Tüm negatif hallerin temelinde tüketim ve şiddet yatmakta. Bir el değerler haritasını işaretlerken, diğer el ticari çarkı döndürmek için tüketime teşvik ediyor. Bir yüz manevi duyguları vurucu kelimeler ile işlerken, diğer yüz sistemin korumacılığı ile kendi çıkarını düşünüyor. Gençler değerlerden kopmuyor, kopartılıyor. Ailesinde annesine ve kendine şiddet ile büyüyen çocuklara hangi değerleri anlatabiliriz?

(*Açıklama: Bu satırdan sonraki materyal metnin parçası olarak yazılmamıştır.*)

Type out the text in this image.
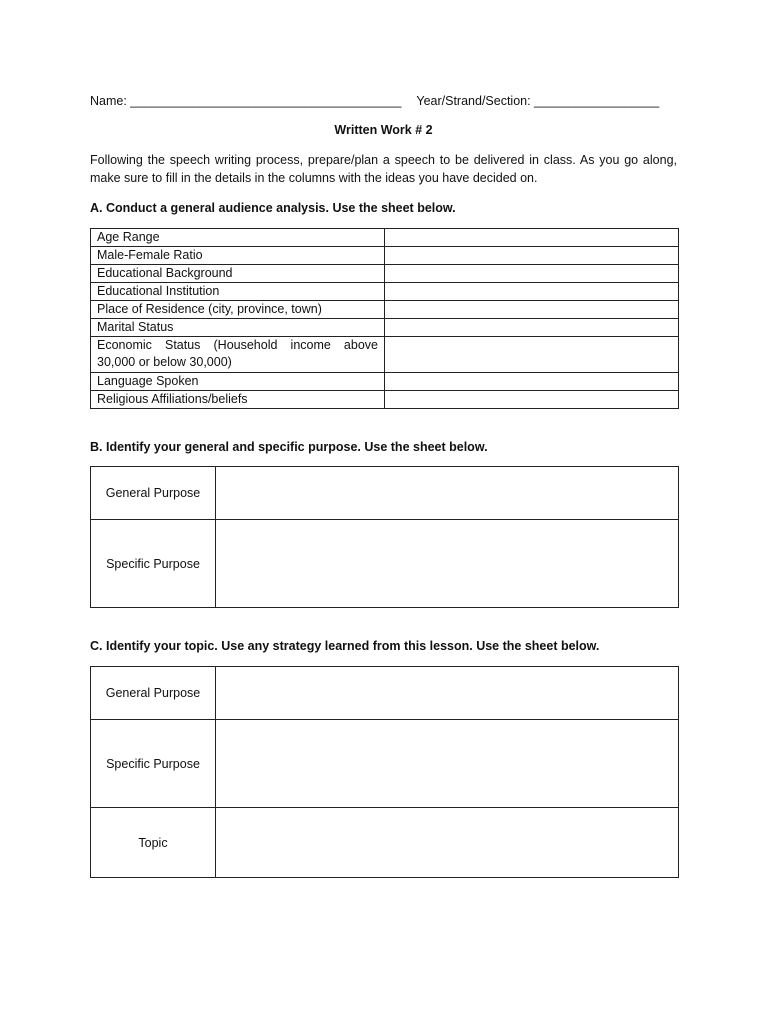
Name: _______________________________________ Year/Strand/Section: __________________
Written Work # 2
Following the speech writing process, prepare/plan a speech to be delivered in class. As you go along, make sure to fill in the details in the columns with the ideas you have decided on.
A. Conduct a general audience analysis. Use the sheet below.
Age Range	
Male-Female Ratio	
Educational Background	
Educational Institution	
Place of Residence (city, province, town)	
Marital Status	
Economic Status (Household income above 30,000 or below 30,000)	
Language Spoken	
Religious Affiliations/beliefs	
B. Identify your general and specific purpose. Use the sheet below.
General Purpose	
Specific Purpose	
C. Identify your topic. Use any strategy learned from this lesson. Use the sheet below.
General Purpose	
Specific Purpose	
Topic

Kültüre sahip çıkmak, manevi yapıdaki bütünlük ile olur. Evlerimizin önüne kalın setler çekerek, dışarıdan evlatlarımızı korumaya çalışıyoruz ya onların iç dünya hasarını ne yapacağız? Oraya, kalbe temas edebiliyor muyuz? Belki de kendi kalbinden kaçanlar çoğaldıkça, incelikler de yok olmakta.

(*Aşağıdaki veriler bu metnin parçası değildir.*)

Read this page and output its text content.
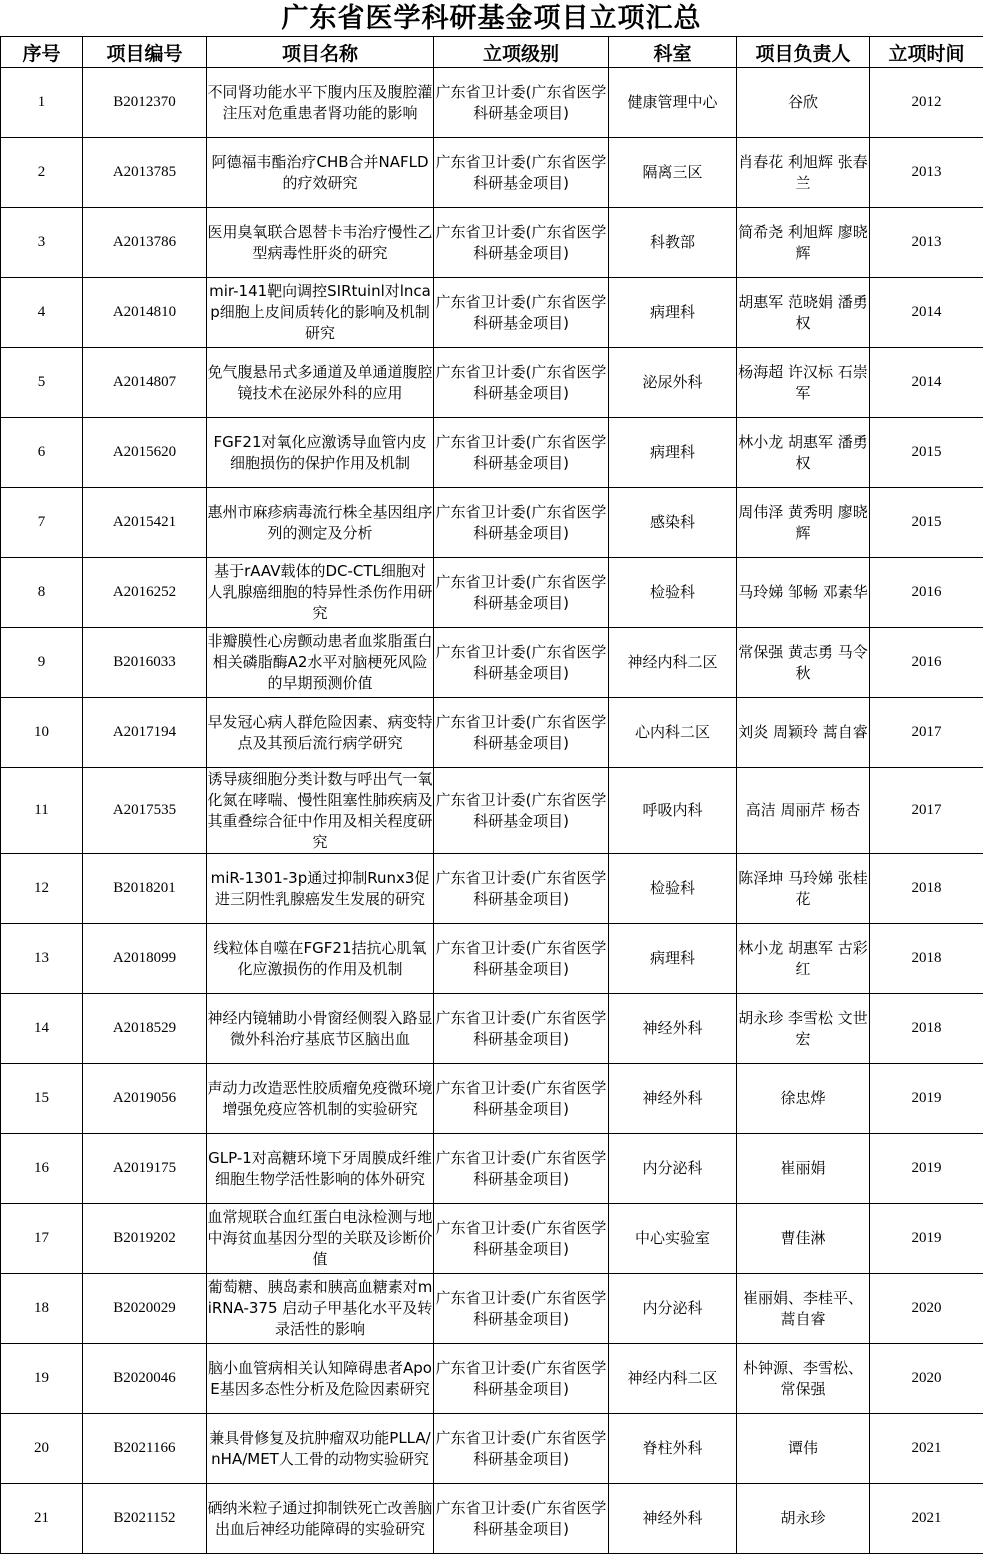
广东省医学科研基金项目立项汇总
序号	项目编号	项目名称	立项级别	科室	项目负责人	立项时间
1	B2012370	不同肾功能水平下腹内压及腹腔灌注压对危重患者肾功能的影响	广东省卫计委(广东省医学科研基金项目)	健康管理中心	谷欣	2012
2	A2013785	阿德福韦酯治疗CHB合并NAFLD的疗效研究	广东省卫计委(广东省医学科研基金项目)	隔离三区	肖春花 利旭辉 张春兰	2013
3	A2013786	医用臭氧联合恩替卡韦治疗慢性乙型病毒性肝炎的研究	广东省卫计委(广东省医学科研基金项目)	科教部	简希尧 利旭辉 廖晓辉	2013
4	A2014810	mir-141靶向调控SIRtuinl对lncap细胞上皮间质转化的影响及机制研究	广东省卫计委(广东省医学科研基金项目)	病理科	胡惠军 范晓娟 潘勇权	2014
5	A2014807	免气腹悬吊式多通道及单通道腹腔镜技术在泌尿外科的应用	广东省卫计委(广东省医学科研基金项目)	泌尿外科	杨海超 许汉标 石崇军	2014
6	A2015620	FGF21对氧化应激诱导血管内皮细胞损伤的保护作用及机制	广东省卫计委(广东省医学科研基金项目)	病理科	林小龙 胡惠军 潘勇权	2015
7	A2015421	惠州市麻疹病毒流行株全基因组序列的测定及分析	广东省卫计委(广东省医学科研基金项目)	感染科	周伟泽 黄秀明 廖晓辉	2015
8	A2016252	基于rAAV载体的DC-CTL细胞对人乳腺癌细胞的特异性杀伤作用研究	广东省卫计委(广东省医学科研基金项目)	检验科	马玲娣 邹畅 邓素华	2016
9	B2016033	非瓣膜性心房颤动患者血浆脂蛋白相关磷脂酶A2水平对脑梗死风险的早期预测价值	广东省卫计委(广东省医学科研基金项目)	神经内科二区	常保强 黄志勇 马令秋	2016
10	A2017194	早发冠心病人群危险因素、病变特点及其预后流行病学研究	广东省卫计委(广东省医学科研基金项目)	心内科二区	刘炎 周颖玲 蒿自睿	2017
11	A2017535	诱导痰细胞分类计数与呼出气一氧化氮在哮喘、慢性阻塞性肺疾病及其重叠综合征中作用及相关程度研究	广东省卫计委(广东省医学科研基金项目)	呼吸内科	高洁 周丽芹 杨杏	2017
12	B2018201	miR-1301-3p通过抑制Runx3促进三阴性乳腺癌发生发展的研究	广东省卫计委(广东省医学科研基金项目)	检验科	陈泽坤 马玲娣 张桂花	2018
13	A2018099	线粒体自噬在FGF21拮抗心肌氧化应激损伤的作用及机制	广东省卫计委(广东省医学科研基金项目)	病理科	林小龙 胡惠军 古彩红	2018
14	A2018529	神经内镜辅助小骨窗经侧裂入路显微外科治疗基底节区脑出血	广东省卫计委(广东省医学科研基金项目)	神经外科	胡永珍 李雪松 文世宏	2018
15	A2019056	声动力改造恶性胶质瘤免疫微环境增强免疫应答机制的实验研究	广东省卫计委(广东省医学科研基金项目)	神经外科	徐忠烨	2019
16	A2019175	GLP-1对高糖环境下牙周膜成纤维细胞生物学活性影响的体外研究	广东省卫计委(广东省医学科研基金项目)	内分泌科	崔丽娟	2019
17	B2019202	血常规联合血红蛋白电泳检测与地中海贫血基因分型的关联及诊断价值	广东省卫计委(广东省医学科研基金项目)	中心实验室	曹佳淋	2019
18	B2020029	葡萄糖、胰岛素和胰高血糖素对miRNA-375 启动子甲基化水平及转录活性的影响	广东省卫计委(广东省医学科研基金项目)	内分泌科	崔丽娟、李桂平、蒿自睿	2020
19	B2020046	脑小血管病相关认知障碍患者ApoE基因多态性分析及危险因素研究	广东省卫计委(广东省医学科研基金项目)	神经内科二区	朴钟源、李雪松、常保强	2020
20	B2021166	兼具骨修复及抗肿瘤双功能PLLA/nHA/MET人工骨的动物实验研究	广东省卫计委(广东省医学科研基金项目)	脊柱外科	谭伟	2021
21	B2021152	硒纳米粒子通过抑制铁死亡改善脑出血后神经功能障碍的实验研究	广东省卫计委(广东省医学科研基金项目)	神经外科	胡永珍	2021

Sevgisizlik gençleri bilgisayar oyunlarına (sanal dünyaya) hapsetti. Hissetmek ile aralarında uçurum olanlar, pratik hayatta donuk, tutuk ve gerilimli. Temel sorun; kişinin iç güvenliği, kendine ve etrafına adaleti. Popüler kültür ile demlenen nesil, kendi sorunlarını çözemediği gibi her şeyi de yadırgayacaktır. Başarının temelinde sevgi, saygı anlayış vardır. Bugünün penceresine, Erich Fromm un’ sevgi olmadan insanlık bir gün bile var olamaz’ sözünü bırakıyorum. Kalbimize tutunalım.